Из материалов по «Делу Л. П. Берия»:
«Суд установил, что начало преступной изменнической деятельности Берия Л. П. и установление им тайных связей с иностранными разведками относится еще ко времени гражданской войны… В последующие годы, вплоть до своего ареста, Берия Л. П. поддерживал и расширял тайные связи с иностранными разведками. На протяжении многих лет Берия Л. П. и его соучастники тщательно скрывали и маскировали свою вражескую деятельность… Виновность всех подсудимых полностью доказана… Признали себя виновными в совершении тягчайших государственных преступлений… Установлена виновность подсудимого Берия Л. П. в измене Родине, организации антисоветской заговорщицкой группы в целях захвата власти и восстановления господства буржуазии, совершении террористических актов против преданных Коммунистической партии и народам Советского Союза политических деятелей, в активной борьбе против революционного рабочего движения… Приговорить… к высшей мере уголовного наказания – расстрелу с конфискацией лично ему принадлежащего имущества, с лишением воинских званий и наград. Приговор окончательный и обжалованию не подлежит».
История не знает сослагательного наклонения, и все же допустим, что Берия таки решил бы взять власть и что-то изменить в той несчастной стране. Кто оказался бы в оппозиции к новому главе государства? Кто пошел бы за ним?
Поддержка так называемого «империалистического лагеря», естественно, не в счет… Думаю, пошел бы Георгий Константинович Жуков, пошли бы генерал Штеменко, командующий Московским гарнизоном генерал Артемьев. За ними была серьезная сила – армия. Я не знаю, какую позицию заняли бы части МВД, но то, что к захвату власти отец не готовился, это однозначно. Претендентов на власть после смерти Сталина в Кремле было предостаточно. Дальнейший ход событий это показал…
В оппозиции к отцу стоял партийный аппарат. Как-то читал в еженедельнике «АиФ» откровения некоего аппаратчика, проработавшего в ЦК КПСС больше тридцати лет.
«Когда умер Сталин, мы все тряслись, – признается этот “солдат партии”, – не пришел бы Берия. Если бы он пришел, то убрал бы прежде всего весь партийный аппарат…»
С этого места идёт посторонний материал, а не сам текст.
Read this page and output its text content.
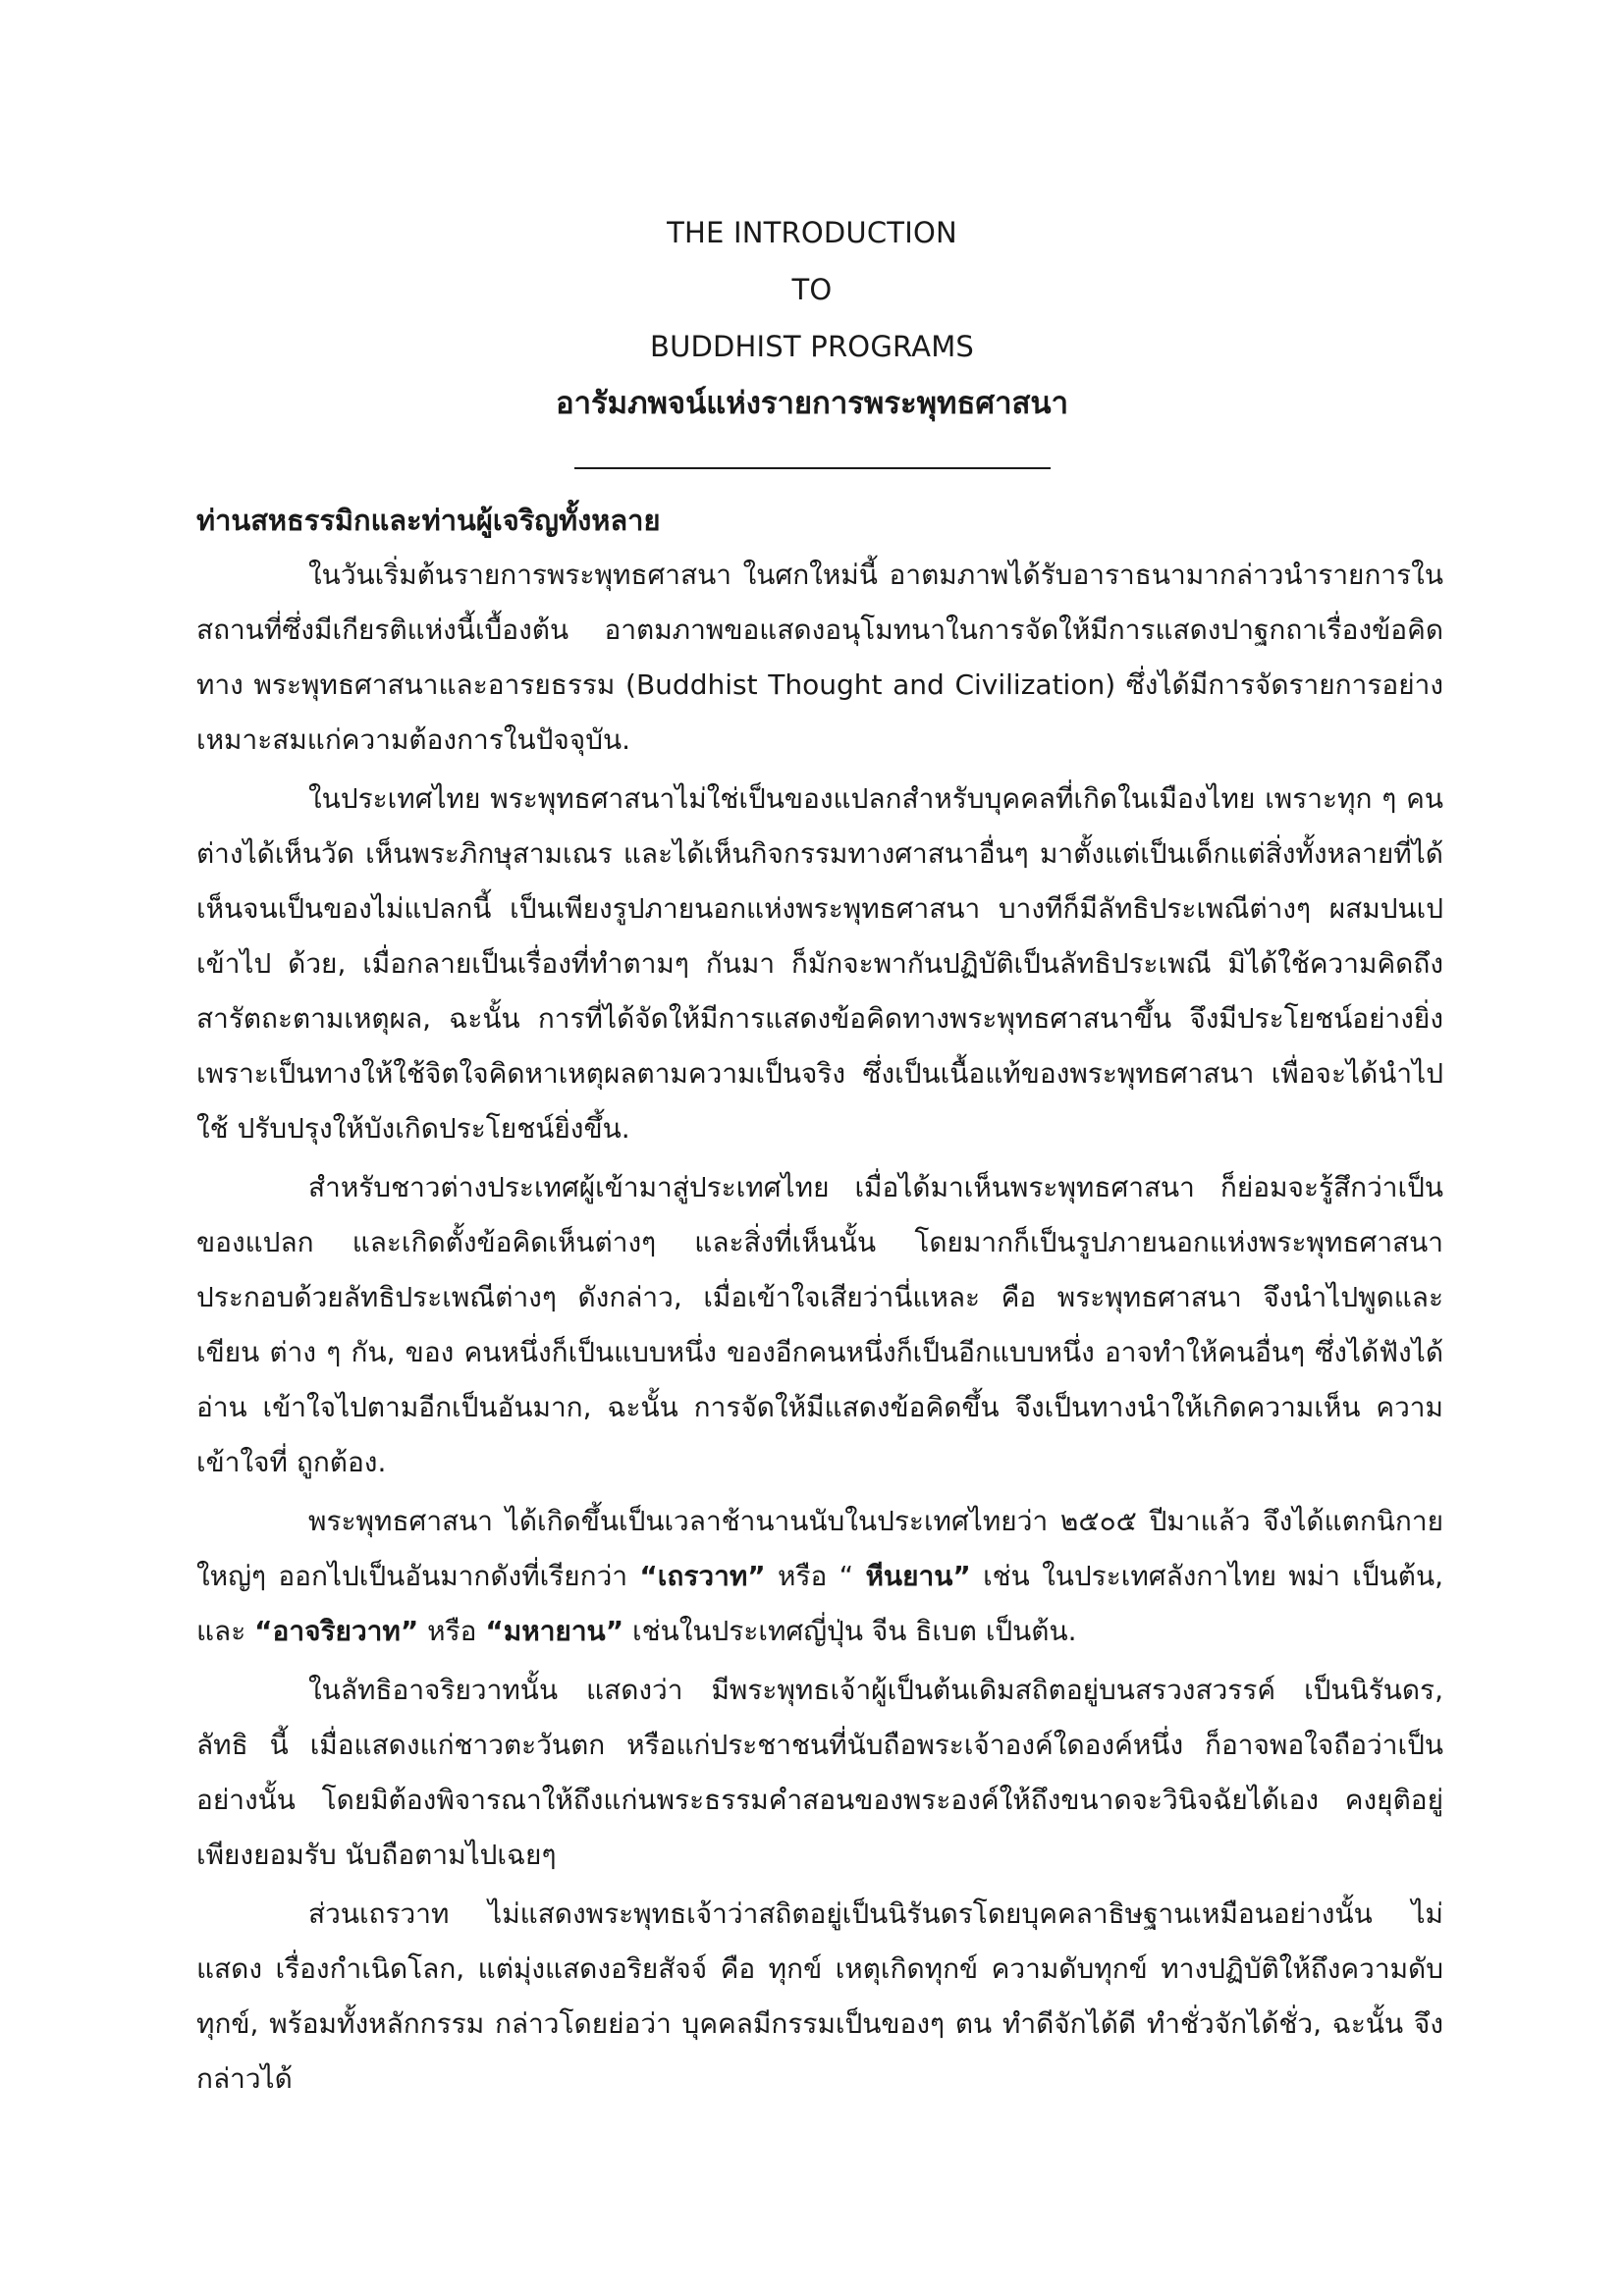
THE INTRODUCTION
TO
BUDDHIST PROGRAMS
อารัมภพจน์แห่งรายการพระพุทธศาสนา

ท่านสหธรรมิกและท่านผู้เจริญทั้งหลาย

ในวันเริ่มต้นรายการพระพุทธศาสนา ในศกใหม่นี้ อาตมภาพได้รับอาราธนามากล่าวนำรายการใน สถานที่ซึ่งมีเกียรติแห่งนี้เบื้องต้น อาตมภาพขอแสดงอนุโมทนาในการจัดให้มีการแสดงปาฐกถาเรื่องข้อคิดทาง พระพุทธศาสนาและอารยธรรม (Buddhist Thought and Civilization) ซึ่งได้มีการจัดรายการอย่าง เหมาะสมแก่ความต้องการในปัจจุบัน.

ในประเทศไทย พระพุทธศาสนาไม่ใช่เป็นของแปลกสำหรับบุคคลที่เกิดในเมืองไทย เพราะทุก ๆ คน ต่างได้เห็นวัด เห็นพระภิกษุสามเณร และได้เห็นกิจกรรมทางศาสนาอื่นๆ มาตั้งแต่เป็นเด็กแต่สิ่งทั้งหลายที่ได้ เห็นจนเป็นของไม่แปลกนี้ เป็นเพียงรูปภายนอกแห่งพระพุทธศาสนา บางทีก็มีลัทธิประเพณีต่างๆ ผสมปนเป เข้าไป ด้วย, เมื่อกลายเป็นเรื่องที่ทำตามๆ กันมา ก็มักจะพากันปฏิบัติเป็นลัทธิประเพณี มิได้ใช้ความคิดถึง สารัตถะตามเหตุผล, ฉะนั้น การที่ได้จัดให้มีการแสดงข้อคิดทางพระพุทธศาสนาขึ้น จึงมีประโยชน์อย่างยิ่ง เพราะเป็นทางให้ใช้จิตใจคิดหาเหตุผลตามความเป็นจริง ซึ่งเป็นเนื้อแท้ของพระพุทธศาสนา เพื่อจะได้นำไปใช้ ปรับปรุงให้บังเกิดประโยชน์ยิ่งขึ้น.

สำหรับชาวต่างประเทศผู้เข้ามาสู่ประเทศไทย เมื่อได้มาเห็นพระพุทธศาสนา ก็ย่อมจะรู้สึกว่าเป็น ของแปลก และเกิดตั้งข้อคิดเห็นต่างๆ และสิ่งที่เห็นนั้น โดยมากก็เป็นรูปภายนอกแห่งพระพุทธศาสนา ประกอบด้วยลัทธิประเพณีต่างๆ ดังกล่าว, เมื่อเข้าใจเสียว่านี่แหละ คือ พระพุทธศาสนา จึงนำไปพูดและเขียน ต่าง ๆ กัน, ของ คนหนึ่งก็เป็นแบบหนึ่ง ของอีกคนหนึ่งก็เป็นอีกแบบหนึ่ง อาจทำให้คนอื่นๆ ซึ่งได้ฟังได้อ่าน เข้าใจไปตามอีกเป็นอันมาก, ฉะนั้น การจัดให้มีแสดงข้อคิดขึ้น จึงเป็นทางนำให้เกิดความเห็น ความเข้าใจที่ ถูกต้อง.

พระพุทธศาสนา ได้เกิดขึ้นเป็นเวลาช้านานนับในประเทศไทยว่า ๒๕๐๕ ปีมาแล้ว จึงได้แตกนิกาย ใหญ่ๆ ออกไปเป็นอันมากดังที่เรียกว่า “เถรวาท” หรือ “ หีนยาน” เช่น ในประเทศลังกาไทย พม่า เป็นต้น, และ “อาจริยวาท” หรือ “มหายาน” เช่นในประเทศญี่ปุ่น จีน ธิเบต เป็นต้น.

ในลัทธิอาจริยวาทนั้น แสดงว่า มีพระพุทธเจ้าผู้เป็นต้นเดิมสถิตอยู่บนสรวงสวรรค์ เป็นนิรันดร, ลัทธิ นี้ เมื่อแสดงแก่ชาวตะวันตก หรือแก่ประชาชนที่นับถือพระเจ้าองค์ใดองค์หนึ่ง ก็อาจพอใจถือว่าเป็นอย่างนั้น โดยมิต้องพิจารณาให้ถึงแก่นพระธรรมคำสอนของพระองค์ให้ถึงขนาดจะวินิจฉัยได้เอง คงยุติอยู่เพียงยอมรับ นับถือตามไปเฉยๆ

ส่วนเถรวาท ไม่แสดงพระพุทธเจ้าว่าสถิตอยู่เป็นนิรันดรโดยบุคคลาธิษฐานเหมือนอย่างนั้น ไม่แสดง เรื่องกำเนิดโลก, แต่มุ่งแสดงอริยสัจจ์ คือ ทุกข์ เหตุเกิดทุกข์ ความดับทุกข์ ทางปฏิบัติให้ถึงความดับทุกข์, พร้อมทั้งหลักกรรม กล่าวโดยย่อว่า บุคคลมีกรรมเป็นของๆ ตน ทำดีจักได้ดี ทำชั่วจักได้ชั่ว, ฉะนั้น จึงกล่าวได้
Повторяю: отец диктатором быть не собирался. Но у аппаратчиков всегда был чрезвычайно развит инстинкт самосохранения. Если бы его тогда поддержали члены кремлевского руководства, какие-то реформы, безусловно, начались бы. А их-то и боялись в основной своей массе партийные функционеры.
Первым лицом в государстве отец не мог стать хотя бы по одной причине: после стольких лет правления одного грузина приходит другой… Это в такой стране по меньшей мере несерьезно.
Я много думал, вполне понятно, обо всем этом, встречался с людьми, которые могли бы пролить свет на тайну гибели моего отца. И кое-что мне действительно удалось. Я уже говорил о встречах с Георгием Константиновичем Жуковым. Мог быть и еще один разговор. Маршал очень хотел меня видеть, возможно, что-то хотел сказать еще, но встреча так и не состоялась… У меня нет никаких сомнений на этот счет: меня не пустили к Жукову вполне сознательно. Никогда не забуду его слова: «Если бы твой отец был жив, я был бы вместе с ним…»
В пятьдесят восьмом я встретился со Шверником, членом того самого суда: его дочь занималась радиотехникой, и мы были знакомы. Могу, говорит, одно тебе сказать: живым я твоего отца не видел. Понимай как знаешь, больше ничего не скажу.
Другой член суда, Михайлов, тоже дал мне понять при встрече на подмосковной даче, что в зале суда сидел совершенно другой человек, но говорить на эту тему он не может…
А зачем спустя годы посылал записки и искал встречи с моей матерью Хрущев? Затем дважды – Микоян? Почему никто и никогда не показал ни мне, ни маме хотя бы один лист допроса с подписью отца?